A empresária filha do ex-presidente José Eduardo dos Santos escreve em inglês, no twitter, acusando "o atual governo [angolano, liderado pelo presidente João Lourenço] de ter lançado milhares de famílias da classe média na pobreza", notando que a situação em que é alvo "não aponta para um futuro brilhante da justiça angolana", já que, diz, "ignora os direitos de defesa que são a base fundamental de qualquer sistema de justiça credível". O que lhe está a acontecer, acusa, "ilustra o ressurgimento de arbitrariedades em Angola".

O Tribunal Provincial de Luanda decretou na segunda-feira, 30 de dezembro, o arresto preventivo de contas bancárias pessoais de Isabel dos Santos, do marido, Sindika Dokolo e de Mário da Silva, chairman da Efacec, administrador da Nos e seu braço direito, e das participações sociais que detêm em nove empresas naquele país.
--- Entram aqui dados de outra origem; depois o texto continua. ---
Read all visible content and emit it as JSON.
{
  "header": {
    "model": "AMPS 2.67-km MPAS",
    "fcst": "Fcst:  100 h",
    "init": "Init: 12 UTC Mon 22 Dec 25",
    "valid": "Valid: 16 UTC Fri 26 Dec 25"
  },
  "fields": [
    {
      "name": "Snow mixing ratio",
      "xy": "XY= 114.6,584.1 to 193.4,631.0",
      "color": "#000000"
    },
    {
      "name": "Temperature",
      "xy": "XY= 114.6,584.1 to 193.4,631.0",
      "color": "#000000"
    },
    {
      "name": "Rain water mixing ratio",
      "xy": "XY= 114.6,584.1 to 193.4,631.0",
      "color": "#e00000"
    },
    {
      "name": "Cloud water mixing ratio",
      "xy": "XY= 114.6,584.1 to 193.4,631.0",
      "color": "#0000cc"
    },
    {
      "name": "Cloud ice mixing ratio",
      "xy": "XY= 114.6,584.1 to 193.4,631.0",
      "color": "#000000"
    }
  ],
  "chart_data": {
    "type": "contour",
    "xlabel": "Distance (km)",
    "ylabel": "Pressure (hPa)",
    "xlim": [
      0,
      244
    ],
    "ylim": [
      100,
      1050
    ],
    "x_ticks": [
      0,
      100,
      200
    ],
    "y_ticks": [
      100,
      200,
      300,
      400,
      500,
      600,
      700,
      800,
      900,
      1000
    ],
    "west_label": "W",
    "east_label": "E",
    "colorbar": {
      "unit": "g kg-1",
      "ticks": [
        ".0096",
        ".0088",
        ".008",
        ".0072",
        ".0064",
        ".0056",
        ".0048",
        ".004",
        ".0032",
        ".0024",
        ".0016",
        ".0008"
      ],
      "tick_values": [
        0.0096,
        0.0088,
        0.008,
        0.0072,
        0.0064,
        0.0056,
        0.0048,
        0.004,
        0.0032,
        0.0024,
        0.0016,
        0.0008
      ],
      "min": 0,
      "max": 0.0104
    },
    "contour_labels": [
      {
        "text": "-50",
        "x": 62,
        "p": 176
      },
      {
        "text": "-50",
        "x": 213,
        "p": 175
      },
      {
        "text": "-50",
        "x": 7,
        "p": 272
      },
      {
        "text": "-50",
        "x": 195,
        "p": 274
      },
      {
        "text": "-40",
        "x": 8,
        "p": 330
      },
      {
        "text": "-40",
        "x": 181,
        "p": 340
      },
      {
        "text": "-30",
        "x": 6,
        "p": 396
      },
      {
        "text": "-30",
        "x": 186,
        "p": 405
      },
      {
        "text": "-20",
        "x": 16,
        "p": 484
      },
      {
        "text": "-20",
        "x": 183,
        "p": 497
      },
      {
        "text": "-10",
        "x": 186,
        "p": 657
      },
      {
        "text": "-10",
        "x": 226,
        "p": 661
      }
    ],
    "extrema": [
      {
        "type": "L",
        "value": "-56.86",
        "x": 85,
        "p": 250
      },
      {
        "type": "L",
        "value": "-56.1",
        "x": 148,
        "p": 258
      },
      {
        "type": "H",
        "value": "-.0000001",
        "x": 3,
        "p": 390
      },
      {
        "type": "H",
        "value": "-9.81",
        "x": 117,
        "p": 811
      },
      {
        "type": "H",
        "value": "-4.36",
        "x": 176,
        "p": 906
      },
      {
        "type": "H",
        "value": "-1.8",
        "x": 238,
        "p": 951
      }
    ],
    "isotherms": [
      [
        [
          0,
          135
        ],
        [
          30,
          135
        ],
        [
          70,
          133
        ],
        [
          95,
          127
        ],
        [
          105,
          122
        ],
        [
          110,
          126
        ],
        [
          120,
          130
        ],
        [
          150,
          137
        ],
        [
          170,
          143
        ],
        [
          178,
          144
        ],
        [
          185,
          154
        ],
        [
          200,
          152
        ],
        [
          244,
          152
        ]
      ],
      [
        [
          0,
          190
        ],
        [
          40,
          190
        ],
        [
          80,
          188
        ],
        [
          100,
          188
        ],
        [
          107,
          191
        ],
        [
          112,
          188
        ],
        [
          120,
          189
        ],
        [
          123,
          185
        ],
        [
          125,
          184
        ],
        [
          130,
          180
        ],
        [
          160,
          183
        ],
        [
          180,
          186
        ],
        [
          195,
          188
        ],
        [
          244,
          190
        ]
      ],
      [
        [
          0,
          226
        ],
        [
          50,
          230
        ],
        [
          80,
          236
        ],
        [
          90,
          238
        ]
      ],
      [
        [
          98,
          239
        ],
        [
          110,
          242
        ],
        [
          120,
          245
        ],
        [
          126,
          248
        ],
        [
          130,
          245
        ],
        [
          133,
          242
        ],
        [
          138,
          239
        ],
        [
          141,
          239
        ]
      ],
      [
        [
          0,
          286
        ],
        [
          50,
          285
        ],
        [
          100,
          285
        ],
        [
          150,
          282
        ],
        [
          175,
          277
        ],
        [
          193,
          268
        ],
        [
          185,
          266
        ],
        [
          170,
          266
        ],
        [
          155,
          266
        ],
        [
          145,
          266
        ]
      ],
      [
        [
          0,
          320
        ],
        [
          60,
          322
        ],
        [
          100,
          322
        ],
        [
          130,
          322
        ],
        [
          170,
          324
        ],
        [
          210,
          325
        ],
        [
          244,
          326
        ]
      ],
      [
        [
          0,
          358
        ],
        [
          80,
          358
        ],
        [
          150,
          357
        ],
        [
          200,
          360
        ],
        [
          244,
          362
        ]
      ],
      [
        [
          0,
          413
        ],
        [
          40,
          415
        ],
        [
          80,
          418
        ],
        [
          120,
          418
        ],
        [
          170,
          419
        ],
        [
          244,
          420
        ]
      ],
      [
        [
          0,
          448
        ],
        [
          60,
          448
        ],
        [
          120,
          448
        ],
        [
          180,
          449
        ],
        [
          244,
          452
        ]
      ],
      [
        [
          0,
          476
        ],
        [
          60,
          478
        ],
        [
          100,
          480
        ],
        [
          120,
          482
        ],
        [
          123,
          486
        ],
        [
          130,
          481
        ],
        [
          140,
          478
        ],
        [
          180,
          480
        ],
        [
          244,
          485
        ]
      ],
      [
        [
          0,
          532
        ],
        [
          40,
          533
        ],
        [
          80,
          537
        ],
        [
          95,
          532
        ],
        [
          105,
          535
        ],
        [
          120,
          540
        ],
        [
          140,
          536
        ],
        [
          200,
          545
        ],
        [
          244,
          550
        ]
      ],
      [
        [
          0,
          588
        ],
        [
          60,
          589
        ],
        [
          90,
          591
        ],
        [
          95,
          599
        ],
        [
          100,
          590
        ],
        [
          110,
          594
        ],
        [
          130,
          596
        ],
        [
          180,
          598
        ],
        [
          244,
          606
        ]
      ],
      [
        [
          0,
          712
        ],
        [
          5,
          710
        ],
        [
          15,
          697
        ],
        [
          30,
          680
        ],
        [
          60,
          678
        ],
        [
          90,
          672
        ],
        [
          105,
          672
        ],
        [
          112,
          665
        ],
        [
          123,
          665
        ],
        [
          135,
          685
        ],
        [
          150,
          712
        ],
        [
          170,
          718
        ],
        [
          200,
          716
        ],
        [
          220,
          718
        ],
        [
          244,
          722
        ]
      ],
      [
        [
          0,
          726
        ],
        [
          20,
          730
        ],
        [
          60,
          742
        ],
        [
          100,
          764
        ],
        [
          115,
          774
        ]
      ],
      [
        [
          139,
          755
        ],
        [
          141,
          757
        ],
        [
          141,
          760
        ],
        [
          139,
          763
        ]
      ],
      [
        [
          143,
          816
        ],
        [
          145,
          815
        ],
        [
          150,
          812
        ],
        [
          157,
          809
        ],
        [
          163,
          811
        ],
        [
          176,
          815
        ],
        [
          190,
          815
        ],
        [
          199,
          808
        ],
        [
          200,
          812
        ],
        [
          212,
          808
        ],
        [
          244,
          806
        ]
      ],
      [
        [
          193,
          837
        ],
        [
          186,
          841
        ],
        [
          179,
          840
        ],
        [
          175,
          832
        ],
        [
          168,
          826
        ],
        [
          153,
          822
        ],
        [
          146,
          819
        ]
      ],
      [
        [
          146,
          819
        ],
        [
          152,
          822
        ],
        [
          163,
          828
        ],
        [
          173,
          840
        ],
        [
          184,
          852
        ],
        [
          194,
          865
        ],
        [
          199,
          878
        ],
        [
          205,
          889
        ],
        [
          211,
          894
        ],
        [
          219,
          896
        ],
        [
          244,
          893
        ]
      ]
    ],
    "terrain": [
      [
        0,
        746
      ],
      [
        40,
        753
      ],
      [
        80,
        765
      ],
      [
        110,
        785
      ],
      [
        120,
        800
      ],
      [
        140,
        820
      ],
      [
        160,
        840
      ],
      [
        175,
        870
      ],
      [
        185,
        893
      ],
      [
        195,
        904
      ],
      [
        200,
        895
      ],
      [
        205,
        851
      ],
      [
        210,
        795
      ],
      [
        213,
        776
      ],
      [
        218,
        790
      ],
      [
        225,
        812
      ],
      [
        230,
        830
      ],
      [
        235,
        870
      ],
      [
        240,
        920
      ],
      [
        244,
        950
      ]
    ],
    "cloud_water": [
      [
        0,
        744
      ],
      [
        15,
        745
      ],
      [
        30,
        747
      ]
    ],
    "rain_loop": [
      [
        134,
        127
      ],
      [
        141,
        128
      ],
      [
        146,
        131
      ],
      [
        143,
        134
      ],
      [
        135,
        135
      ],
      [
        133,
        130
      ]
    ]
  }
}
Isabel dos Santos diz que é a "primeira vez, desde a guerra que o direito de propriedade foi violado, com recurso a mentiras", dizendo que "condena a medida", a que chama "política", violando a "lei". Diz ainda que não teve oportunidade de se defender das "falsas acusações" baseadas em "documentos fabricados". O julgamento, acusa "foi feito em segredo total sem que os advogados ou os diretores das minhas companhias fossem informados dos procedimentos". "Não tive direito a recurso". É o que chama um "julgamento sumário".

Afastamento da conta do General Dino em Portugal

Isabel dos Santos nega, também no twitter, ter alguma coisa a ver com uma conta do BCP em nome de Leopoldino Fragoso Nascimento que foi alvo de uma intervenção policial portuguesa quando tentava fazer uma transferência de dez milhões de euros para a Rússia. Segundo a sentença do Tribunal angolano, esta transferência seria a prova de que se estaria "a ocultar o património obtido às custas do Estado, transferindo-os para outras entidades". De acordo com o despacho, a operação de transferência foi bloqueada pela Unidade de Informação Financeira (UIF) da Polícia Judiciária portuguesa e sria para uma sociedade chamada Woromin Finance Limited num banco na Rússia.

A empresária fez um twitt na manhã de quarta-feira no qual diz que "é falsa e forjada a informação que Isabel dos Santos (sic) ordenou uma transferência de uma conta do General Leopoldino do Nascimento junto Banco Millenium para uma conta na Rússia, e intervenção da polícia judiciária portuguesa, não tendo Isabel dos Santos nenhuma ligação a este assunto". Um twitt anterior, entretanto desaparecido ou apagado mas a que o DN teve acesso, dizia que era "falsa" a notícia e que Isabel dos Santos não teria dado "essa ordem de transferência": "Atenção aos jornalistas pois é uma mentira!"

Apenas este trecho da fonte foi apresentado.